While she made him coffee in the kitchen, he turned the sound up and sat down on the sofa. Since Ada's pregnancy, politics had actually passed him by; of course he read in the paper about everything that was happening, and there was plenty, but he read it like he read the advertisements or the economic news: it didn't penetrate the area that he had inhabited almost exclusively since then; and it did not do so now, either. As Sophia came in with the coffee, the opening titles of Anna Karenina appeared.

At home he had a portable set, with an extendable, V-shaped indoor antenna, but it was seldom on; he couldn't remember once having watched television with Ada. But now, in this back room behind a bookshop, in deepest secrecy, that most petit bourgeois of all pleasures suddenly revealed an unknown, exciting side, like an innocent boot to a shoe fetishist.

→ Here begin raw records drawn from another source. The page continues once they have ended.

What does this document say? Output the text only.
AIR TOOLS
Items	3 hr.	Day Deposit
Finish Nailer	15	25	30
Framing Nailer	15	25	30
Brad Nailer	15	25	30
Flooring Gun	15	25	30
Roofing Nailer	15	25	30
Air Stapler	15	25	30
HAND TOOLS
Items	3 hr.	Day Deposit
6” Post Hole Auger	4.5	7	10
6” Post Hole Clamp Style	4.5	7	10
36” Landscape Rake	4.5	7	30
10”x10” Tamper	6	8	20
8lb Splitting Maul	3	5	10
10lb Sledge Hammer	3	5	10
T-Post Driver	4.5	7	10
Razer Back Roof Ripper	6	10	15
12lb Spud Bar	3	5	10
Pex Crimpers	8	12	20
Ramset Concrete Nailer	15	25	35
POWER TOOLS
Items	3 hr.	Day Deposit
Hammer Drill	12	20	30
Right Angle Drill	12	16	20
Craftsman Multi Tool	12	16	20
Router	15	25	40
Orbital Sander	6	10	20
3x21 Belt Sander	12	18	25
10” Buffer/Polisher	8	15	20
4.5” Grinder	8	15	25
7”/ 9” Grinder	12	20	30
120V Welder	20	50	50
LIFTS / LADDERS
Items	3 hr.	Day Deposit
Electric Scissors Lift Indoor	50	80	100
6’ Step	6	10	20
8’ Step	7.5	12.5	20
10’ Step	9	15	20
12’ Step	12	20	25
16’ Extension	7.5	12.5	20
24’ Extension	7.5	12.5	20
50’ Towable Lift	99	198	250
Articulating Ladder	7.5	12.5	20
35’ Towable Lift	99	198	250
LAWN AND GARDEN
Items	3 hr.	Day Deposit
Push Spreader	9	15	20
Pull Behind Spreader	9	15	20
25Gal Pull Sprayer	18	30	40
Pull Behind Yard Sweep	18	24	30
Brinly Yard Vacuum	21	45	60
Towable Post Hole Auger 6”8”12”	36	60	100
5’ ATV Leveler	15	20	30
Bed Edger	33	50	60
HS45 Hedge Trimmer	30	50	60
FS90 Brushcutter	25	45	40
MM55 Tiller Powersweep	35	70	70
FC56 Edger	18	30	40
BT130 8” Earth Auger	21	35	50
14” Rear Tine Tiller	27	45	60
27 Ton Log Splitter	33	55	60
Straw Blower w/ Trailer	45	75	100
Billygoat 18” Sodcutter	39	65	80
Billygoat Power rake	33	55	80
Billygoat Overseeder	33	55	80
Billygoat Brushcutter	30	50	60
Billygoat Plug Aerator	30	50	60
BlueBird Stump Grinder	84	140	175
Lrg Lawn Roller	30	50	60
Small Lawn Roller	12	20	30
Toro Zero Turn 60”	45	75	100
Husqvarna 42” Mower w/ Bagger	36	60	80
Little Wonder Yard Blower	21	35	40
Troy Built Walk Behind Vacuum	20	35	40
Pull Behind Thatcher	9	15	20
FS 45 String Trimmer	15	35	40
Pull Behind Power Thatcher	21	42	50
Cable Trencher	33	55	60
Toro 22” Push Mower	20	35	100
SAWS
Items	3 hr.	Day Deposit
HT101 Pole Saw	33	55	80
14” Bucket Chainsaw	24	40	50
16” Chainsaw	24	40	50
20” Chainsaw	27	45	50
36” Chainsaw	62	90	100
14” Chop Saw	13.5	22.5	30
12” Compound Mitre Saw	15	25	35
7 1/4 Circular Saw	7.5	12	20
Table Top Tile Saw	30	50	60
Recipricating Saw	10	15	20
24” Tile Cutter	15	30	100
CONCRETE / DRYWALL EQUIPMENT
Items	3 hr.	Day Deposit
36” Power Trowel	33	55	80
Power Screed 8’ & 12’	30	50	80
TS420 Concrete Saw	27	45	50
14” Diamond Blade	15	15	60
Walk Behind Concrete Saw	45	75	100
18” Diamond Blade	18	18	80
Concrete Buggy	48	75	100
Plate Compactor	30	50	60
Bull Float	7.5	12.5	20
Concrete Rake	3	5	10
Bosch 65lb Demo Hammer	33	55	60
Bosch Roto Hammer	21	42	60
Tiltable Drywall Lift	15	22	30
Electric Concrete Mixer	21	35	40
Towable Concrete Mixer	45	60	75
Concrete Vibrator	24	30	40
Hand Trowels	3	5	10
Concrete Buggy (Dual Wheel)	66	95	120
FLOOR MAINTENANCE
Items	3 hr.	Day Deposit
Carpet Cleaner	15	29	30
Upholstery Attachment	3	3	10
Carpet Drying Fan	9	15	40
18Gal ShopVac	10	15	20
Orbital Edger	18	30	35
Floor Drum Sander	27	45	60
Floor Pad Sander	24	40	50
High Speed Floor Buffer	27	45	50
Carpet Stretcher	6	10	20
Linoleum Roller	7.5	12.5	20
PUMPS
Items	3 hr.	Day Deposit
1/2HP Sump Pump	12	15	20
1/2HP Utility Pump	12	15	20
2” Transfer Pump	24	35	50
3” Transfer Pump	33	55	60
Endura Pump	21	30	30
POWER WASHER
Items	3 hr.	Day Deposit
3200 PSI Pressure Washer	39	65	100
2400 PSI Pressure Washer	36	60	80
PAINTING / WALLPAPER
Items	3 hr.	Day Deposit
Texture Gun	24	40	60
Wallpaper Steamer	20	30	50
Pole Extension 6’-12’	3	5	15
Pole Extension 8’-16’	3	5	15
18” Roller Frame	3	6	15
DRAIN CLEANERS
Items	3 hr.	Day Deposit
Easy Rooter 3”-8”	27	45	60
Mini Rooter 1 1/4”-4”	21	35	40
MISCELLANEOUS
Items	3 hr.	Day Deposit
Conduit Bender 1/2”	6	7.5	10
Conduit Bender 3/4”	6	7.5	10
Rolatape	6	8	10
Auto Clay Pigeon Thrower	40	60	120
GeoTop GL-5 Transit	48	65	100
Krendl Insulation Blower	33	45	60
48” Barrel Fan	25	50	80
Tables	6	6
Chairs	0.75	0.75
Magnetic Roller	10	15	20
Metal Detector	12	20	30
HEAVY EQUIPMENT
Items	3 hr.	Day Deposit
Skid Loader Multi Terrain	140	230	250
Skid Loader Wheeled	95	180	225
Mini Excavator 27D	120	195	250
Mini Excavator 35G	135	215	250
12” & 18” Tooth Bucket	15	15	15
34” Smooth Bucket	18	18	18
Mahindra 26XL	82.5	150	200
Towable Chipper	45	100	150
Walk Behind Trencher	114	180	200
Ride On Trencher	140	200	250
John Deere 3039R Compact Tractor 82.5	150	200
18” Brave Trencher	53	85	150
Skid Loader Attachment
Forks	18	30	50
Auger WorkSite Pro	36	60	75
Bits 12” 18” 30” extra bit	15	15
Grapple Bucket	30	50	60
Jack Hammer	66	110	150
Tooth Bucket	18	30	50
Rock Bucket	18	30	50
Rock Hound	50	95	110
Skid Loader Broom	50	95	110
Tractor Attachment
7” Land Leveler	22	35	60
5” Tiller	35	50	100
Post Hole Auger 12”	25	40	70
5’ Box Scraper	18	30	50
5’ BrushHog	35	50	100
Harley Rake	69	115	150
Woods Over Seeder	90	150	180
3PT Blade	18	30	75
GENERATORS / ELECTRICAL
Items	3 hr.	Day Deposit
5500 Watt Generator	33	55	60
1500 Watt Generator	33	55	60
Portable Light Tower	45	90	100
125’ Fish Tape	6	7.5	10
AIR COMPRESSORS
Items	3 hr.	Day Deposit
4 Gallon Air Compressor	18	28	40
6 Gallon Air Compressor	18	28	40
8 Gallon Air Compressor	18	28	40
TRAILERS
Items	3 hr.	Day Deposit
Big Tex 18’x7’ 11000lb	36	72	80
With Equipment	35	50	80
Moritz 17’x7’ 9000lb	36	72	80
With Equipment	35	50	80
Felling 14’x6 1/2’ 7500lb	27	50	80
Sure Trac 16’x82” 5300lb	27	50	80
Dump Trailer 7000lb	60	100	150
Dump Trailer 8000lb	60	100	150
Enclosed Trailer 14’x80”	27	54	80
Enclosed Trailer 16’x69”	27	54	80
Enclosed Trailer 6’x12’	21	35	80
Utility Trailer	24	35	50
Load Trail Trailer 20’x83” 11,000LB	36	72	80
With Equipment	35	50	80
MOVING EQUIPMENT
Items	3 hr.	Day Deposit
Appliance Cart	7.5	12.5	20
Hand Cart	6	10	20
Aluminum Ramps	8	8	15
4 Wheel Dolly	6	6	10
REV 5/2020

Sophia sat cross-legged in the small armchair, stirred her coffee, and watched the unfolding drama. They did not speak. He had read the novel about ten years ago, but he didn't have the impression that the film had any more to do with the book than the photo of the disaster with the disaster itself. Palaces, dazzling uniforms. The impenetrable face of Garbo, the despairing sing-song note in her voice. He looked at Sophia now and again out of the corner of his eye, at her beautiful, slim ankles. The function previously performed by the stove, around which the family sat, he reflected, was nowadays fulfilled by the television set. Television was the modern fire. He was going to say that to her, but he had the feeling that he must hold his tongue.